謝淮開車間隙掃了一眼湊到車載屏幕搗鼓的後腦勺:“想拆了這輛車?”
“沒,想看一看緊急報警按鈕在哪裡。”戚栩說得坦蕩。
謝淮失笑,前方是紅燈停了下來,樂于助人指了指天窗的位置:“在這。”
戚栩倚着靠背看着前方的紅燈倒計時,懶懶道:“所以你要帶我去哪裡?”
謝淮轉彎加速超過了前方的車輛:“怕我把你賣了?”
戚栩不在意地說:“到時候看看是誰把誰賣了。”
15分鐘後,戚栩看到了個眼熟的招牌——古玩街。
謝淮帶着戚栩走進秦越的店裡,門鈴叮當響,秦越正在泡茶,聞言擡頭:“歡迎光臨來到小店……”
看到來人,話鋒一轉:“呦,怎麼這麼有空來我店裡,不是快要開學了麼。”
謝淮側身拉住了玻璃門,戚栩從門外進來。
秦越見狀起身,挑了挑眉:“新朋友?”
他這個外甥身邊攏共就那麼幾個人,徐亦辰,方倩,蔣子慕,再多的都是泛泛之交,帶着家族利益去結交,哪曾像今天這樣帶着新朋友到他店裡來。
他上前走去:“你好,我是秦越,謝淮的小舅。”
戚栩終于見到了十年前的老秦,沒有留胡渣,但紮頭發的發型是怎麼一回事,從奸詐商人搖身一變文藝範。
“你好。”戚栩問好,“我是戚栩。”
秦越笑得可藹可親:“你可以跟着阿淮叫我小舅。”
每個家族都有一個叛逆不服管教的,秦越就是秦家那個不聽話的人。
秦越獨立于秦家的任何産業之外,也不和謝家有任何利益牽連,戚栩見過秦靖,謝淮的父母,唯獨沒見過他的小舅,以至于前世他并沒有将古玩店的老闆和金字塔頂的秦家聯系在一起。

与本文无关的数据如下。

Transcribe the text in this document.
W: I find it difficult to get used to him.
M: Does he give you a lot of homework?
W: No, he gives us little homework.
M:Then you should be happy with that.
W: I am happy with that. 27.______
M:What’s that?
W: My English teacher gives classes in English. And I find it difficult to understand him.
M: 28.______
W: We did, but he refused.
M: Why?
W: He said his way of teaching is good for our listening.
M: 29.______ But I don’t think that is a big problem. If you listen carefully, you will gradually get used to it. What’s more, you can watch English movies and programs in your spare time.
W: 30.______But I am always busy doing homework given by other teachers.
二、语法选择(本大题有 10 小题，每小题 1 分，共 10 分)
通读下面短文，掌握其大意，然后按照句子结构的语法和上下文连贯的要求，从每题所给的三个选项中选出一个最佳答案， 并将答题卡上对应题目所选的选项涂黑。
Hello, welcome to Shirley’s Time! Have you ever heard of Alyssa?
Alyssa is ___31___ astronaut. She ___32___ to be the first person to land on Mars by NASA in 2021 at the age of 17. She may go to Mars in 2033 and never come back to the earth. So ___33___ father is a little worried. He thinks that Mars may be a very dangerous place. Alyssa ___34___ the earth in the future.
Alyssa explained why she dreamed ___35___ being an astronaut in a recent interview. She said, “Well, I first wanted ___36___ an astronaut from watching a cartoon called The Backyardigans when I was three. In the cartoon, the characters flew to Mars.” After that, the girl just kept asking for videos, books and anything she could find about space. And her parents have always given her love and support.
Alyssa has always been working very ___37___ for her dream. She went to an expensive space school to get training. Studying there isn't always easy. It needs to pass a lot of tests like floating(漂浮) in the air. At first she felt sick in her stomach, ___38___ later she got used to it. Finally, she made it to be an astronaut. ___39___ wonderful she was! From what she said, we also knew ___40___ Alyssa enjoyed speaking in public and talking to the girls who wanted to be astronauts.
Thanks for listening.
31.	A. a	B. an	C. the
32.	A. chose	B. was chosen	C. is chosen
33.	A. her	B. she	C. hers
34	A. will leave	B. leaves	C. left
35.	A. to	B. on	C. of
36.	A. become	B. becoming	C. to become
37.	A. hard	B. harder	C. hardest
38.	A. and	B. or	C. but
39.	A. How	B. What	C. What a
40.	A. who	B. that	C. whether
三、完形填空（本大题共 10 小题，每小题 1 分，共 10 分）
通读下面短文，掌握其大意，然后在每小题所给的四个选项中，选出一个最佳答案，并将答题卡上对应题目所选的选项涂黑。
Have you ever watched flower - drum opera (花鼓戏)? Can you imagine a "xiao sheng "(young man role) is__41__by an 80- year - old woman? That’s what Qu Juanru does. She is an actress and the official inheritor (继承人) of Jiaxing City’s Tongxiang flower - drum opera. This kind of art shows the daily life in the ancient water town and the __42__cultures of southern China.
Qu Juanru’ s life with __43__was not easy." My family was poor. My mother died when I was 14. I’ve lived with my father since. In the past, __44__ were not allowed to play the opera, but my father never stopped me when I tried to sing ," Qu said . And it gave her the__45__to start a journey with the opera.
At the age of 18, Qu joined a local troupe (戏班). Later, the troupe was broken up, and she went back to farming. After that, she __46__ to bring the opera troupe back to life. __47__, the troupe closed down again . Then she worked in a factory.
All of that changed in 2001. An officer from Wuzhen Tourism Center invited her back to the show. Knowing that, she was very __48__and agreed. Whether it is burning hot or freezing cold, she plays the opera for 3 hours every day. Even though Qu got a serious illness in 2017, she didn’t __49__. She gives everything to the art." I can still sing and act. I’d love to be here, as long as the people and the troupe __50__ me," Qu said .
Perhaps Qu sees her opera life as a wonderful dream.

結合沈卓海對他萬般不滿,唯獨對他常來這家古玩店贊不絕口,那時對方恐怕已經知道他的真實身份。
戚栩并沒有跟着叫:“秦先生,打擾了。”
秦越聞言似笑非笑和謝淮對視,随後帶着兩人在茶桌落座。
謝淮看了眼腕表:“小舅,我來拿之前拜托你留的東西。”
秦越到裡間捧着一個盒子出來,他這個外甥手腕上常年隻有腕表:“前幾天給我打電話說留手串,我怎麼不知道你還有戴手串的習慣。”
謝淮把盒子放在戚栩面前:“打開看看。”
戚栩聽到了關鍵詞知道裡面是手串,但沒想到是沉香木手串,看品色比他之前扔掉的一串好不知道多少。
他卻沒有拿起來:“什麼意思?”
秦越翹起二郎腿拿起茶杯抿了一口,饒有興緻地看着這兩位年輕人,并且他還挺期待他外甥的回答,這是給人送驚喜禮物?
真稀奇。
謝淮看過去:“前陣子你到店裡買的香爐我看錯了價錢,标價5000,收多了你的錢,這是我作為當時的店員給予你相應的補償。”
秦越:“……”
他放下了二郎腿。
戚栩:“……”
“5000看成10000?”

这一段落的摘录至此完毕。